Полагаю, что не одну минуту просидѣлъ я такимъ образомъ на постели, зыркая по сторонамъ, не будучи въ состояніи удостовѣриться въ своей собственной личности. Въ теченіе этихъ минутъ я такъ же мало былъ способенъ отдѣлить свое „я“ отъ абсолютнаго бытія, какъ это можно допустить въ зарождающейся душѣ, до облеченія ея въ земные покровы, въ индивидуальныя очертанія, которыя дѣлаютъ изъ нея личность. Странно, что чувство этого безсилія такъ мучительно, но мы уже такъ созданы Не нахожу словъ для описанія той душевной муки, какую испытывалъ я во время этого безпомощнаго, слѣпого исканія ощупью самого себя, среди этой безграничной пустоты. По всей вѣроятности, никакое другое нравственное ощущеніе никоимъ образомъ не можетъ сравниться съ этимъ чувствомъ абсолютнаго умственнаго застоя, какое наступаетъ съ утратою духовной точки опоры, точки отправленія нашего мышленія, въ случаѣ внезапнаго притупленія ощущенія собственнаго своего „я“. Надѣюсь, что никогда болѣе мнѣ не придется испытывать ничего подобнаго.
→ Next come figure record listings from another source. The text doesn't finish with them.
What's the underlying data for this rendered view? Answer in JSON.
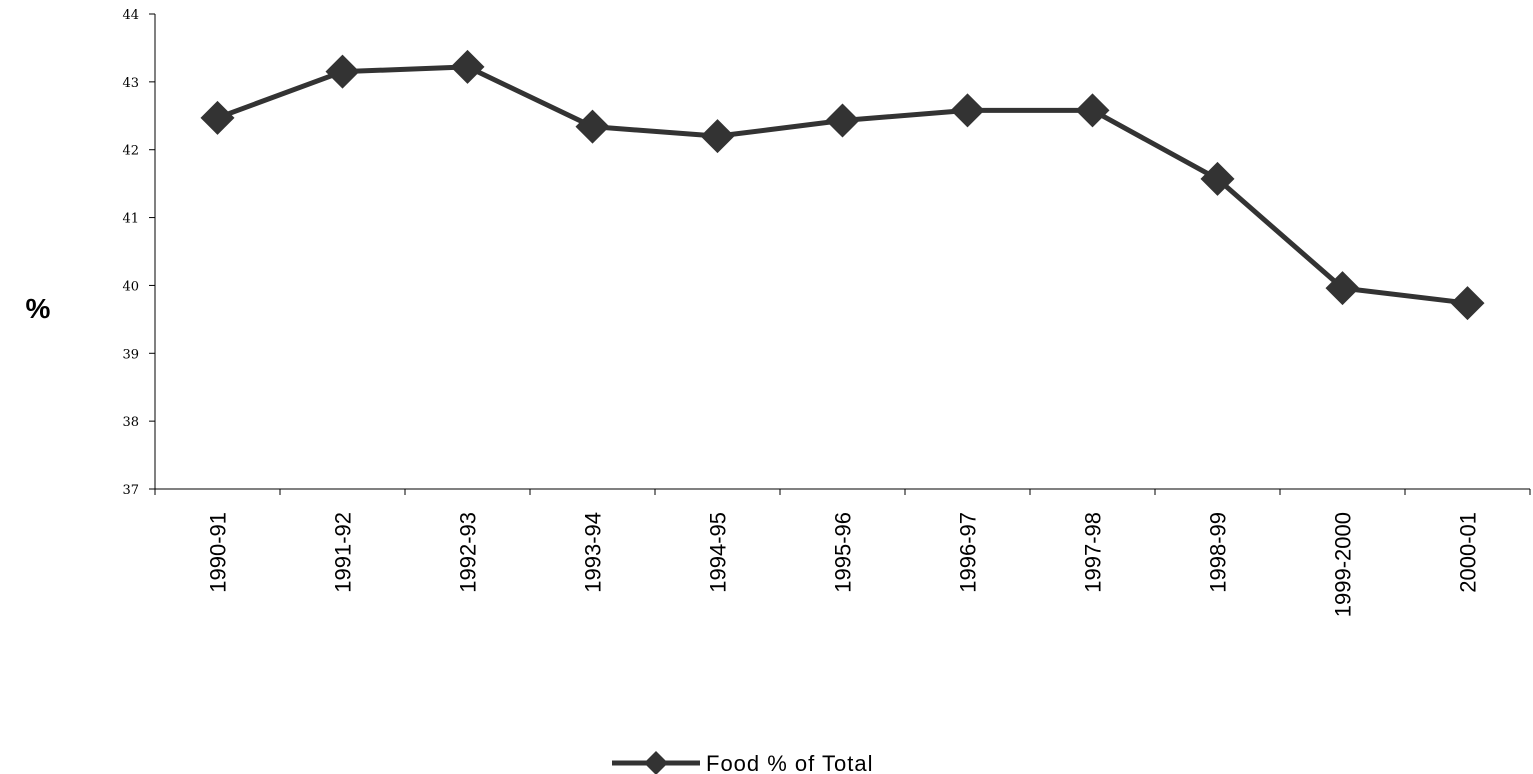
{
  "chart_data": {
    "type": "line",
    "categories": [
      "1990-91",
      "1991-92",
      "1992-93",
      "1993-94",
      "1994-95",
      "1995-96",
      "1996-97",
      "1997-98",
      "1998-99",
      "1999-2000",
      "2000-01"
    ],
    "series": [
      {
        "name": "Food % of Total",
        "values": [
          42.47,
          43.15,
          43.22,
          42.34,
          42.2,
          42.43,
          42.58,
          42.58,
          41.57,
          39.96,
          39.74
        ],
        "color": "#333333",
        "marker": "diamond"
      }
    ],
    "title": "",
    "xlabel": "",
    "ylabel": "%",
    "ylim": [
      37,
      44
    ],
    "yticks": [
      "37",
      "38",
      "39",
      "40",
      "41",
      "42",
      "43",
      "44"
    ],
    "grid": false,
    "legend_position": "bottom-center"
  }
}
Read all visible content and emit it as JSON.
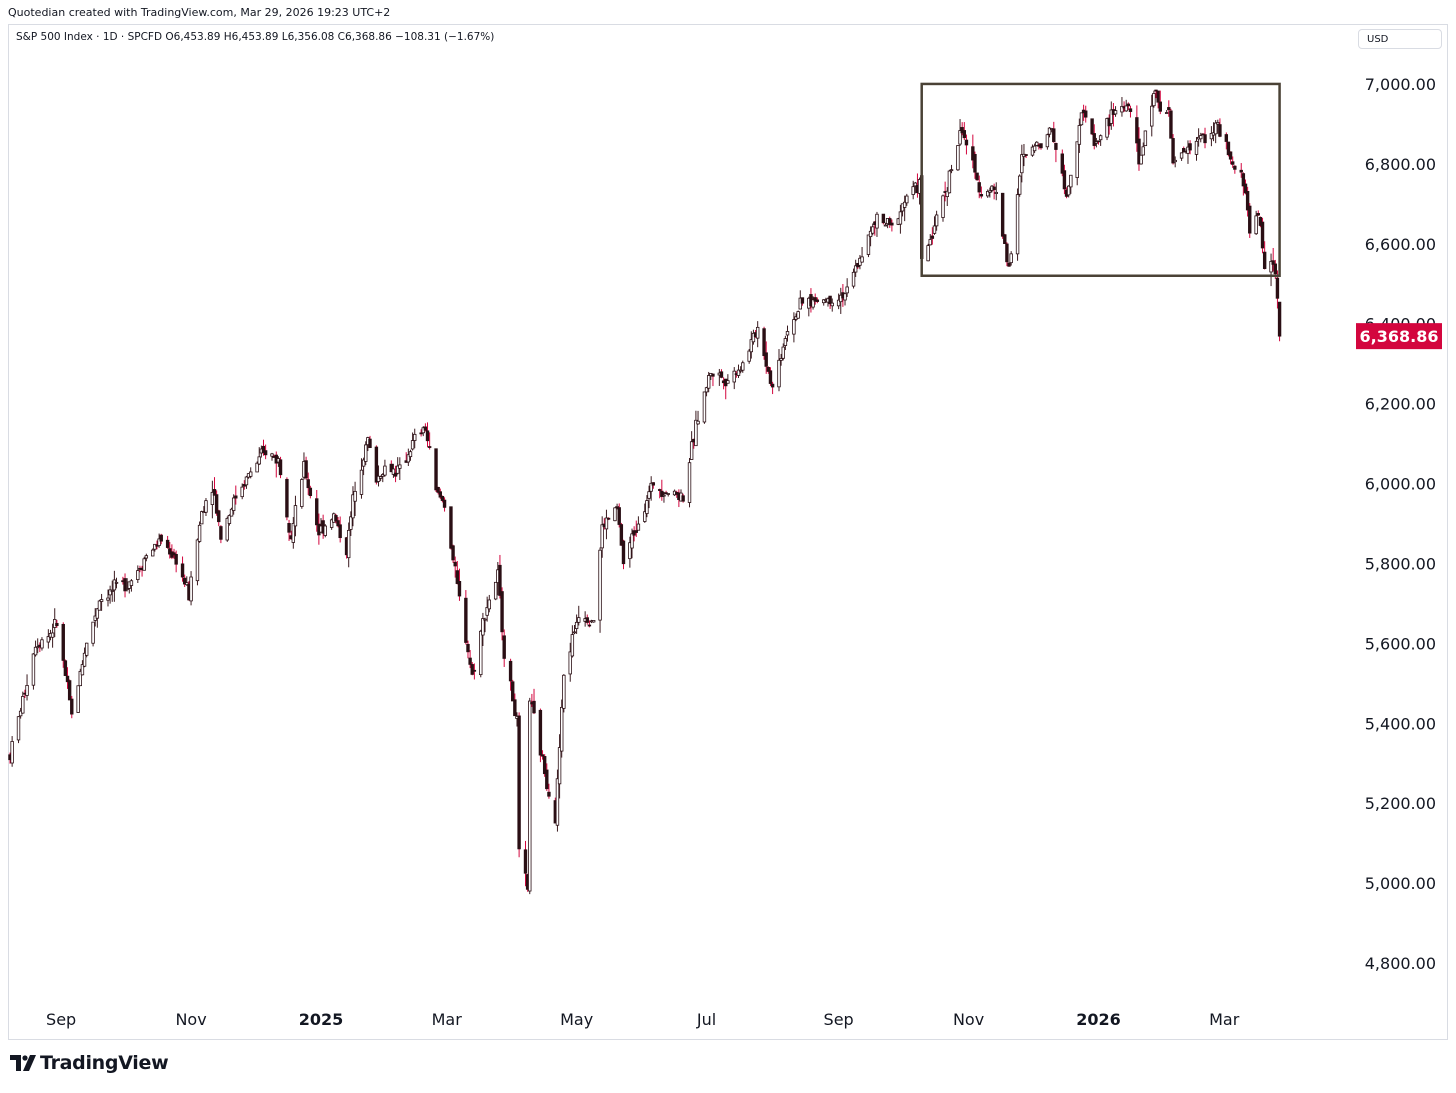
{
  "header": {
    "created_by": "Quotedian created with TradingView.com, Mar 29, 2026 19:23 UTC+2",
    "legend": "S&P 500 Index · 1D · SPCFD  O6,453.89  H6,453.89  L6,356.08  C6,368.86  −108.31 (−1.67%)",
    "currency": "USD"
  },
  "footer": {
    "logo_text": "TradingView"
  },
  "colors": {
    "up": "#ffffff",
    "down": "#2a0f14",
    "wick": "#3a1a1f",
    "accent": "#d3063e",
    "box": "#4a4236"
  },
  "chart_data": {
    "type": "candlestick",
    "title": "S&P 500 Index · 1D · SPCFD",
    "ohlc_last": {
      "open": "6,453.89",
      "high": "6,453.89",
      "low": "6,356.08",
      "close": "6,368.86",
      "change": "−108.31",
      "change_pct": "−1.67%"
    },
    "last_price_label": "6,368.86",
    "ylim": [
      4700,
      7150
    ],
    "y_ticks": [
      {
        "value": 4800,
        "label": "4,800.00"
      },
      {
        "value": 5000,
        "label": "5,000.00"
      },
      {
        "value": 5200,
        "label": "5,200.00"
      },
      {
        "value": 5400,
        "label": "5,400.00"
      },
      {
        "value": 5600,
        "label": "5,600.00"
      },
      {
        "value": 5800,
        "label": "5,800.00"
      },
      {
        "value": 6000,
        "label": "6,000.00"
      },
      {
        "value": 6200,
        "label": "6,200.00"
      },
      {
        "value": 6400,
        "label": "6,400.00"
      },
      {
        "value": 6600,
        "label": "6,600.00"
      },
      {
        "value": 6800,
        "label": "6,800.00"
      },
      {
        "value": 7000,
        "label": "7,000.00"
      }
    ],
    "x_ticks": [
      {
        "date": "2024-09-01",
        "label": "Sep",
        "bold": false
      },
      {
        "date": "2024-11-01",
        "label": "Nov",
        "bold": false
      },
      {
        "date": "2025-01-01",
        "label": "2025",
        "bold": true
      },
      {
        "date": "2025-03-01",
        "label": "Mar",
        "bold": false
      },
      {
        "date": "2025-05-01",
        "label": "May",
        "bold": false
      },
      {
        "date": "2025-07-01",
        "label": "Jul",
        "bold": false
      },
      {
        "date": "2025-09-01",
        "label": "Sep",
        "bold": false
      },
      {
        "date": "2025-11-01",
        "label": "Nov",
        "bold": false
      },
      {
        "date": "2026-01-01",
        "label": "2026",
        "bold": true
      },
      {
        "date": "2026-03-01",
        "label": "Mar",
        "bold": false
      }
    ],
    "xlim": [
      "2024-08-08",
      "2026-04-30"
    ],
    "annotation_box": {
      "x_start": "2025-10-10",
      "x_end": "2026-03-27",
      "y_low": 6520,
      "y_high": 7000
    },
    "close_series": [
      [
        "2024-08-08",
        5320
      ],
      [
        "2024-08-14",
        5460
      ],
      [
        "2024-08-20",
        5600
      ],
      [
        "2024-08-26",
        5620
      ],
      [
        "2024-08-30",
        5650
      ],
      [
        "2024-09-06",
        5420
      ],
      [
        "2024-09-12",
        5580
      ],
      [
        "2024-09-19",
        5710
      ],
      [
        "2024-09-27",
        5740
      ],
      [
        "2024-10-04",
        5760
      ],
      [
        "2024-10-11",
        5820
      ],
      [
        "2024-10-18",
        5860
      ],
      [
        "2024-10-25",
        5810
      ],
      [
        "2024-10-31",
        5720
      ],
      [
        "2024-11-06",
        5930
      ],
      [
        "2024-11-11",
        6000
      ],
      [
        "2024-11-15",
        5870
      ],
      [
        "2024-11-22",
        5970
      ],
      [
        "2024-11-29",
        6030
      ],
      [
        "2024-12-06",
        6080
      ],
      [
        "2024-12-12",
        6060
      ],
      [
        "2024-12-18",
        5870
      ],
      [
        "2024-12-24",
        6040
      ],
      [
        "2024-12-31",
        5880
      ],
      [
        "2025-01-07",
        5920
      ],
      [
        "2025-01-13",
        5830
      ],
      [
        "2025-01-17",
        6000
      ],
      [
        "2025-01-23",
        6110
      ],
      [
        "2025-01-27",
        6010
      ],
      [
        "2025-01-31",
        6040
      ],
      [
        "2025-02-07",
        6030
      ],
      [
        "2025-02-14",
        6110
      ],
      [
        "2025-02-19",
        6140
      ],
      [
        "2025-02-24",
        5980
      ],
      [
        "2025-02-28",
        5950
      ],
      [
        "2025-03-06",
        5740
      ],
      [
        "2025-03-13",
        5520
      ],
      [
        "2025-03-19",
        5680
      ],
      [
        "2025-03-25",
        5770
      ],
      [
        "2025-03-28",
        5580
      ],
      [
        "2025-04-03",
        5400
      ],
      [
        "2025-04-04",
        5070
      ],
      [
        "2025-04-08",
        4980
      ],
      [
        "2025-04-09",
        5460
      ],
      [
        "2025-04-16",
        5280
      ],
      [
        "2025-04-21",
        5160
      ],
      [
        "2025-04-25",
        5520
      ],
      [
        "2025-05-02",
        5680
      ],
      [
        "2025-05-09",
        5660
      ],
      [
        "2025-05-13",
        5890
      ],
      [
        "2025-05-20",
        5940
      ],
      [
        "2025-05-23",
        5800
      ],
      [
        "2025-05-30",
        5910
      ],
      [
        "2025-06-06",
        6000
      ],
      [
        "2025-06-13",
        5980
      ],
      [
        "2025-06-20",
        5970
      ],
      [
        "2025-06-27",
        6170
      ],
      [
        "2025-07-03",
        6280
      ],
      [
        "2025-07-11",
        6260
      ],
      [
        "2025-07-18",
        6300
      ],
      [
        "2025-07-25",
        6390
      ],
      [
        "2025-08-01",
        6240
      ],
      [
        "2025-08-08",
        6390
      ],
      [
        "2025-08-15",
        6450
      ],
      [
        "2025-08-22",
        6460
      ],
      [
        "2025-08-29",
        6460
      ],
      [
        "2025-09-05",
        6480
      ],
      [
        "2025-09-12",
        6580
      ],
      [
        "2025-09-19",
        6660
      ],
      [
        "2025-09-26",
        6640
      ],
      [
        "2025-10-03",
        6720
      ],
      [
        "2025-10-09",
        6750
      ],
      [
        "2025-10-10",
        6550
      ],
      [
        "2025-10-17",
        6660
      ],
      [
        "2025-10-24",
        6790
      ],
      [
        "2025-10-29",
        6890
      ],
      [
        "2025-11-04",
        6770
      ],
      [
        "2025-11-07",
        6730
      ],
      [
        "2025-11-13",
        6740
      ],
      [
        "2025-11-20",
        6540
      ],
      [
        "2025-11-26",
        6810
      ],
      [
        "2025-12-03",
        6850
      ],
      [
        "2025-12-10",
        6890
      ],
      [
        "2025-12-17",
        6720
      ],
      [
        "2025-12-24",
        6930
      ],
      [
        "2025-12-31",
        6850
      ],
      [
        "2026-01-08",
        6930
      ],
      [
        "2026-01-15",
        6950
      ],
      [
        "2026-01-20",
        6800
      ],
      [
        "2026-01-27",
        6980
      ],
      [
        "2026-02-03",
        6920
      ],
      [
        "2026-02-05",
        6800
      ],
      [
        "2026-02-12",
        6840
      ],
      [
        "2026-02-19",
        6870
      ],
      [
        "2026-02-26",
        6890
      ],
      [
        "2026-03-05",
        6790
      ],
      [
        "2026-03-10",
        6760
      ],
      [
        "2026-03-13",
        6640
      ],
      [
        "2026-03-17",
        6680
      ],
      [
        "2026-03-20",
        6540
      ],
      [
        "2026-03-24",
        6560
      ],
      [
        "2026-03-26",
        6477
      ],
      [
        "2026-03-27",
        6368.86
      ]
    ]
  }
}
Не знаю, какъ долго продолжалось подобное состояніе, — мнѣ оно показалось безконечнымъ, — только вдругъ, подобно молніи, воспоминанье о всемъ случившемся снова воскресло во мнѣ. Я вспомнилъ, гдѣ я, кто и какъ сюда попалъ, а также и то, что сцены изъ моего прошлаго, пронесшіяся въ моей головѣ, хотя и представлялись мнѣ случившимися только наканунѣ, относились къ поколѣнію, давнымъ давно обратившемуся во прахъ. Вскочивъ съ постели, я остановился посреди комнаты, изо всей силы сжимая виски руками, чтобы они не разскочились. Затѣмъ я снова бросился на постель и, уткнувъ лицо въ подушки, лежалъ безъ движенія. Вслѣдъ за умственнымъ возбужденіемъ и нервной лихорадкой, явившейся первымъ слѣдствіемъ моихъ ужасныхъ испытаній, — наступилъ естественный кризисъ. Со мною случился переломъ душевнаго волненія, вслѣдствіе полнаго сознанія моего дѣйствительнаго положенія и всего того, что оно включало въ себѣ. Со стиснутыми зубами и тяжело вздымающеюся грудью лежалъ я, судорожно хватаясь за перекладины кровати, и боролся съ умопомраченіемъ. Въ умѣ моемъ все мѣшалось, — свойства чувствъ, ассоціаціи идей, представленія о людяхъ и вещахъ; все пришло въ безпорядокъ, потеряло связь и клокотало сплошной массой въ этомъ несокрушимомъ хаосѣ. Тутъ не было болѣе никакихъ обобщающихъ пунктовъ, не оставалось ничего устойчиваго. На лицо оставалась еще одна только воля, но у какой же человѣческой воли хватило бы силы сказать этому волнующемуся морю: „Смирно, успокойся!“ Я не смѣлъ думать. Всякое напряженіе при размышленіи о случившемся со мною, всякое усиліе уяснить себѣ мое положеніе вызывало невыносимое головокруженіе.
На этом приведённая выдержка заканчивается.